The charge was light. It contacted the Guard's face just above the chin. It dissolved instantly all of his face and most of his brain. It left only a smeared shell of bone behind, like a bowl tipped up.

She ran on down the slightly curving tube. They were never never so kind to me. For he is free from the directives that pull and push and pry and pick at the brain. He is free from pain.

When this was done, she would be free. As free as the guard.

Once near the rocket, the long task would be ended. She would then theoretically be free from the complex thought which her body was incapable of handling without pain. Free from the pain of an imbalanced body and nervous system. And free of the coercion bands, the directive waves that could sometimes rip the cells apart.

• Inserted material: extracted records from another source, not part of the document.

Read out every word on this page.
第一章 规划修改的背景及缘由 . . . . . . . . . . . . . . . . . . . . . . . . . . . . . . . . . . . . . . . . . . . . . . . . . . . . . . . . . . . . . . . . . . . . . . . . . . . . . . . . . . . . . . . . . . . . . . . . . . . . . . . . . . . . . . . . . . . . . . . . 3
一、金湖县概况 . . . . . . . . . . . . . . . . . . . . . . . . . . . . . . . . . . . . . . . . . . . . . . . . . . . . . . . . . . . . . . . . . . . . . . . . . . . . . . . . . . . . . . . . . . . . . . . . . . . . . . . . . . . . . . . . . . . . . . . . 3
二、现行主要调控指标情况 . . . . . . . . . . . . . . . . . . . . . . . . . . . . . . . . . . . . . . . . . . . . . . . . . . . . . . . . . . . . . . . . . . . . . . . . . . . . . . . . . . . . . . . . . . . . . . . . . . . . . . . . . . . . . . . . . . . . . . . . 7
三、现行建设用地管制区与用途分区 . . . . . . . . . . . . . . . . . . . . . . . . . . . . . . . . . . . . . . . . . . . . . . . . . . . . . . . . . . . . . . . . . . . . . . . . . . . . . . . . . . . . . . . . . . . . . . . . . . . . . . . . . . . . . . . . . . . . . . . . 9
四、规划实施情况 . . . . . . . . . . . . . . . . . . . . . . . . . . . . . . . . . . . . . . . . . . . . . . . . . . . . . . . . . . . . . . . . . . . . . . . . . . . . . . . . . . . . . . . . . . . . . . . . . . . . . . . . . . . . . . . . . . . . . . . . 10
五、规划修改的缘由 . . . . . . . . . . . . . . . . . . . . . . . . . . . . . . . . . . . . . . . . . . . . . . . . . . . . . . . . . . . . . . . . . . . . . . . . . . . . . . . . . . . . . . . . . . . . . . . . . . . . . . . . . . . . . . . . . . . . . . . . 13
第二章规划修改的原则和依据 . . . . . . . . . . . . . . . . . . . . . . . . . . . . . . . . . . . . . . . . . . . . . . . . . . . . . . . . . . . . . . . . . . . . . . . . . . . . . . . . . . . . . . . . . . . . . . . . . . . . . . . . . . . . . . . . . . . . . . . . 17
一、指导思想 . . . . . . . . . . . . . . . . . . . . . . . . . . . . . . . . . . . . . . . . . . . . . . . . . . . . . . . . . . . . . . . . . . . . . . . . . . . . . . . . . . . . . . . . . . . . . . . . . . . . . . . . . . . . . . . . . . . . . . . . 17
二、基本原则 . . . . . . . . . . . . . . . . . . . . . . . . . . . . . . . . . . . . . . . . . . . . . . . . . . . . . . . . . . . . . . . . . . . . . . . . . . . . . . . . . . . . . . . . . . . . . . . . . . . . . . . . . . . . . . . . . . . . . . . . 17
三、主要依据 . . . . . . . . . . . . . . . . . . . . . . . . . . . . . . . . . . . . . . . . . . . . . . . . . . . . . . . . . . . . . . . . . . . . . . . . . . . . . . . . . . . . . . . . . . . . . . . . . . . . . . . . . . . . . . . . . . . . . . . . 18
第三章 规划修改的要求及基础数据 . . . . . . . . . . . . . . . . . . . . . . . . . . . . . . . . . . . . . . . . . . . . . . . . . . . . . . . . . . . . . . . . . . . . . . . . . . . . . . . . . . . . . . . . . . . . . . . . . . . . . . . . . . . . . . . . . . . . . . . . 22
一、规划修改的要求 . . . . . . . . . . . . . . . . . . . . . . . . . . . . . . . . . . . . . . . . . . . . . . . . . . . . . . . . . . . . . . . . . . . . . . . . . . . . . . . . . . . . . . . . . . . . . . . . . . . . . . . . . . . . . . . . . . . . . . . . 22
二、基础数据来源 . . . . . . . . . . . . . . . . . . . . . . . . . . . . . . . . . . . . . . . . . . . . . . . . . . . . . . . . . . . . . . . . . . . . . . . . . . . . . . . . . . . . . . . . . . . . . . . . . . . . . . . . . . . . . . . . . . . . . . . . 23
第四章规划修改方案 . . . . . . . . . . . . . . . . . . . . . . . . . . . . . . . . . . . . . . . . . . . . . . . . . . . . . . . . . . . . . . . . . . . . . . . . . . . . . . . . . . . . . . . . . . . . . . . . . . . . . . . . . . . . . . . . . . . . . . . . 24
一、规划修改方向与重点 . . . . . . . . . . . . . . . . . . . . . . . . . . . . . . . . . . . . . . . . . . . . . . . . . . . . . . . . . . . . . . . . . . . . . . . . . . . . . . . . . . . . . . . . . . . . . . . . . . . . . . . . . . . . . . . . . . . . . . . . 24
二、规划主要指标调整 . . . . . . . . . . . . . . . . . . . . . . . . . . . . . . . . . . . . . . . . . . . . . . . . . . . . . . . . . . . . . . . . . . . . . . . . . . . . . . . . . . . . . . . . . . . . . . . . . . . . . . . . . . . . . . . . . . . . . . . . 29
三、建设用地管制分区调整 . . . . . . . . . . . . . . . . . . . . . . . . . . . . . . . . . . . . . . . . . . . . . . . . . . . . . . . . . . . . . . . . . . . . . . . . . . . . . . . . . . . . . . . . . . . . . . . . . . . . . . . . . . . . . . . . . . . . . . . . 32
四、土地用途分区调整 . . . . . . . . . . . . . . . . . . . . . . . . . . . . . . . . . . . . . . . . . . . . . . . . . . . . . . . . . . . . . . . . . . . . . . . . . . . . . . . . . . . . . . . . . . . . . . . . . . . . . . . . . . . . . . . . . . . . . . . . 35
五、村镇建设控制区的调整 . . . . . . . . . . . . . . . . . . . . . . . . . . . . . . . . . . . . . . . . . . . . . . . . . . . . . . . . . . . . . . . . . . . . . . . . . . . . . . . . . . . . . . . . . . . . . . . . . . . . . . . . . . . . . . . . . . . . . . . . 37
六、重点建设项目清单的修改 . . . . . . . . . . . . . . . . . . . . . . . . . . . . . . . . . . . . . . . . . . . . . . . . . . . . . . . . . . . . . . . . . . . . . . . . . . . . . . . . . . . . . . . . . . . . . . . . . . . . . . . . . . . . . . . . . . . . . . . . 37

She pressed the down button of the elevator. At that moment the high scream of the alarm sirens shrieked in her ears. She cowered a moment. It came from all around. It bathed her in painful sound. It became a pervading throb that seemed to come from the metal everywhere.

They had discovered the guard already. That was one of those unpredictable elements. Purely chance that anyone would have passed there just after the guard was killed. That could be the only reason for the alarm!

She had to get outside the buildings. She had to get over there near enough to the rocket to blast the firing tubes! She wasn't even off the tenth floor.

There was nothing to fear except failure. Death itself would be a welcome if not a preferred kind of freedom for her. But if she failed and lived, there would be torture. And the misty worlds of pain, not only in the labs but from the coercion directives. As far as she knew, perhaps the directive rocket buried somewhere high in the pines near the lake would contain even more duties for her, if this failed. Except that now she would be known and they would hunt her down and—but so far they did not know who had killed the guard.

No, if they caught her they wouldn't kill her. That was sure enough. There would be the labs again. They would probe, cut her open, try to find out why. She had long been a living instrument for finding out why.